Pedro, sobre esa piedra edificarás tu iglesia. Así habló el dios de la política española. Pedro vino primero. Y después Pablo. Y después Santiago. Y luego un joven Albert que se fotografió desnudo, como el destino lo trajo al mundo. Eran los hijos de un sueño: acabar con el caduco bipartidismo que había funcionado desde la transición. Un modelo acabado –decían– un turnismo entre los dos grandes partidos que eran sustancialmente lo mismo: casta, puertas giratorias, influencias... partitocracia.

¿Y qué ha pasado en estos pocos años? ¿Qué es ahora nueva política? Pues más de lo mismo. La vieja política devoró sus pretensiones e hizo una satisfecha digestión de todos sus sueños y promesas, diluidos en los eficientes intestino de la casta. Ya no hay dos partidos, pero sí dos bloques. Y la brecha entre ellos se ha convertido en un abismo tenebroso y oscuro. Los jóvenes líderes han padecido una progreria vertiginosa, han asesinado a sus compañeros de viaje, han medrado para colocar a sus aparatos, se han deshecho en guerras intestinas, en envidias, en zarpazos, en zancadilla y han terminado mimetizándose con aquellos a quienes tanto criticaban.

Hace años, a los políticos y a las fuerzas de seguridad del Estado no los amenazaban: los mataban de un tiro en la nuca o con una bomba. A los empresarios les enviaban cartas de pasta o plomo. A los políticos, socialistas o populares, les convertían la vida en un infierno. La política de hoy presenta como un escándalo novedoso que un extremista imbécil haya mandado unas balas por correo. O que un trastornado mental haya enviado una navaja a la ministra de Turismo para ser rápidamente localizado por la Policía en una eficiente y veloz investigación sin duda facilitada en algo porque el remitente pusiera su verdadero nombre y dirección al dorso del envío. Pero las víctimas de las amenazas de hoy, cuando claman cordones sanitarios, se olvidan de las de ayer. Las ochocientas que no están, aunque estén haciendo política los herederos de quienes les mataron.
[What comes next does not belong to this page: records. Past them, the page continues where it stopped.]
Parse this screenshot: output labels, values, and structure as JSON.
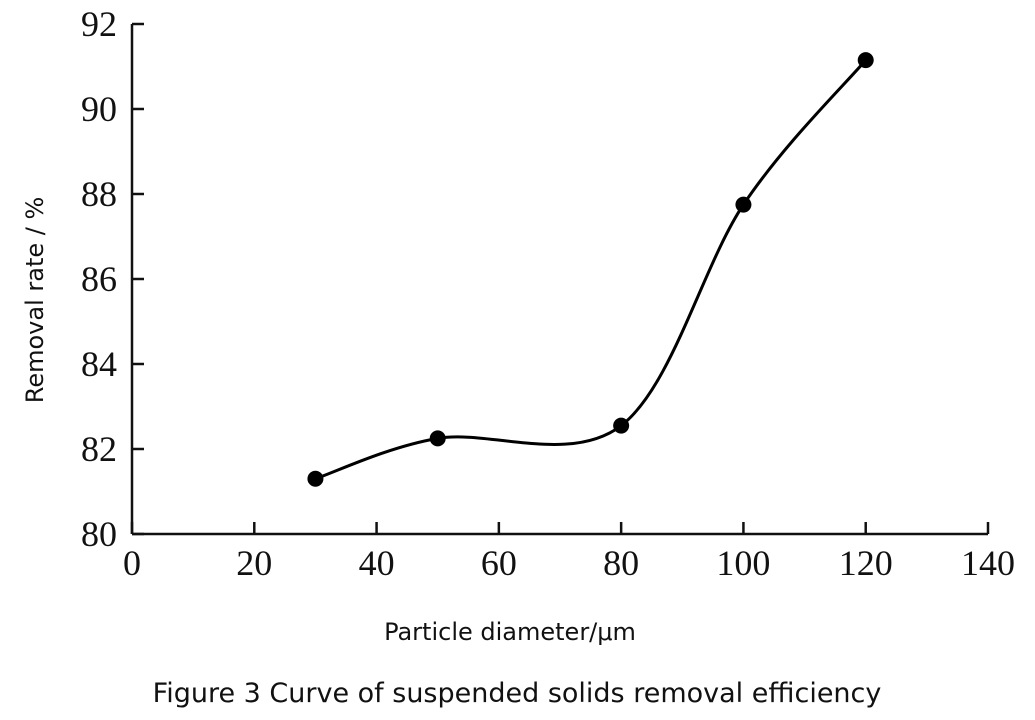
{
  "chart_data": {
    "type": "line",
    "title": "Figure 3 Curve of suspended solids removal efficiency",
    "xlabel": "Particle diameter/μm",
    "ylabel": "Removal rate / %",
    "xlim": [
      0,
      140
    ],
    "ylim": [
      80,
      92
    ],
    "xticks": [
      0,
      20,
      40,
      60,
      80,
      100,
      120,
      140
    ],
    "yticks": [
      80,
      82,
      84,
      86,
      88,
      90,
      92
    ],
    "grid": false,
    "smooth": true,
    "series": [
      {
        "x": [
          30,
          50,
          80,
          100,
          120
        ],
        "y": [
          81.3,
          82.25,
          82.55,
          87.75,
          91.15
        ]
      }
    ],
    "colors": {
      "line": "#000000",
      "marker": "#000000",
      "axis": "#111111"
    }
  }
}
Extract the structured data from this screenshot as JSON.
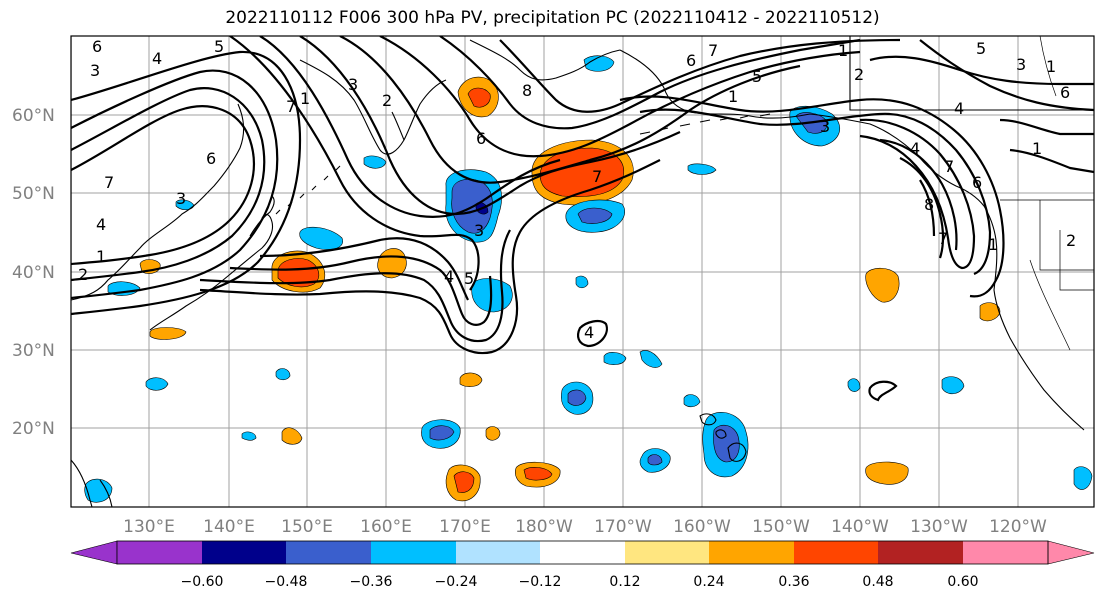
{
  "title": "2022110112 F006 300 hPa PV, precipitation PC (2022110412 - 2022110512)",
  "lat_labels": [
    "60°N",
    "50°N",
    "40°N",
    "30°N",
    "20°N"
  ],
  "lon_labels": [
    "130°E",
    "140°E",
    "150°E",
    "160°E",
    "170°E",
    "180°W",
    "170°W",
    "160°W",
    "150°W",
    "140°W",
    "130°W",
    "120°W"
  ],
  "colorbar": {
    "colors": [
      "#9933cc",
      "#00008b",
      "#3a5fcd",
      "#00bfff",
      "#b0e2ff",
      "#ffffff",
      "#ffe680",
      "#ffa500",
      "#ff4500",
      "#b22222",
      "#ff88aa"
    ],
    "tick_labels": [
      "−0.60",
      "−0.48",
      "−0.36",
      "−0.24",
      "−0.12",
      "0.12",
      "0.24",
      "0.36",
      "0.48",
      "0.60"
    ]
  },
  "contour_labels": [
    "6",
    "5",
    "3",
    "4",
    "7",
    "1",
    "2",
    "3",
    "1",
    "7",
    "6",
    "4",
    "3",
    "8",
    "6",
    "3",
    "2",
    "4",
    "5",
    "7",
    "4",
    "5",
    "7",
    "1",
    "3",
    "6",
    "1",
    "7",
    "5",
    "4",
    "2",
    "1",
    "6",
    "4",
    "8",
    "3",
    "7",
    "6",
    "1",
    "2",
    "1"
  ]
}
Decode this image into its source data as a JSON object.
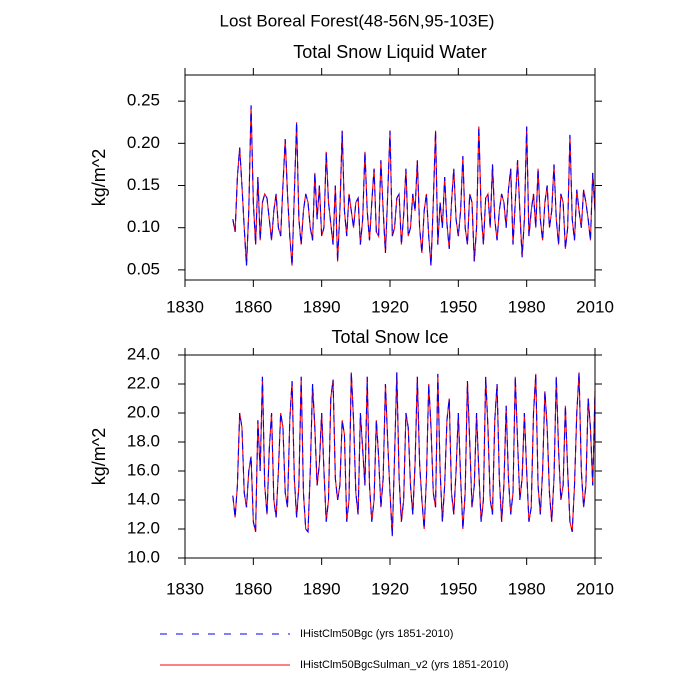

Lejos de traer aire limpio, la nueva política nos ha llevado en un viaje vertiginoso hacia las viejas dos Españas. No han traído la concordia, sino la intolerancia. No han aportado ni un gramo de paz. El tacticismo electoral, el uso y abuso de la comunicación como arma de destrucción masiva, nos ha sumergido en una espiral de crispación que ahora se intenta justificar en que existe una extrema derecha fascista. Antes la casta, ahora los fachas. Proponer echarlos de la democracia. Y lo dicen los mismos que defendieron que, al abandonar la lucha armada y el asesinato, los gudaris vascos tenían que ser aceptados en el ejercicio de la política parlamentaria.

Hay que desterrar a los violentos, racistas y fanáticos de la política. Y del fútbol. Y, en general, de la sociedad. Pero no se pueden confundir las ideas, por odiosas que parezcan, con los actos. Porque quien está en contra de las ideas, sean las que sean, está en contra de la libertad.

La crisis de inmigración ilegal hacia Canarias es una inagotable fuente de pronunciamientos, críticas, propuestas de solución, protestas o rechazos. De vez en cuando surge una noticia impactante. Como ya ocurrió con el cadáver de un niño en una playa de Turquía, cuya foto impactó más que los anónimos centenares de niños que se perdieron en el fondo del Mediterráneo. Esta vez han sido los 17 muertos que llegaron hasta las cercanías de El Hierro, pasajeros de una travesía macabra a la que solo sobrevivieron tres personas. Son muchos más los que se han perdido en el Atlántico, pero a esos nadie los ve. Y en medio de este desastre, está pasando desapercibido que Canarias esté atendiendo casi dos mil ochocientos menores –a fecha de febrero– sin que ni las autoridades de la Administración central ni la mayoría de las Comunidades españolas hayan dado la más mínima muestra de solidaridad. No es justo, no es racional y no es aceptable que Canarias tenga que asumir en solitario esa responsabilidad. No hay excusas que valgan. Es impresentable que esto esté ocurriendo. Y es inexplicable que el Gobierno del archipiélago se esté mordiendo la lengua hasta hacerse sangre para no denunciarlo. Canarias está dando la talla en la atención a esos menores, como no podía ser menos. Pero el abandono y el pasotismo del Gobierno peninsular clama al cielo.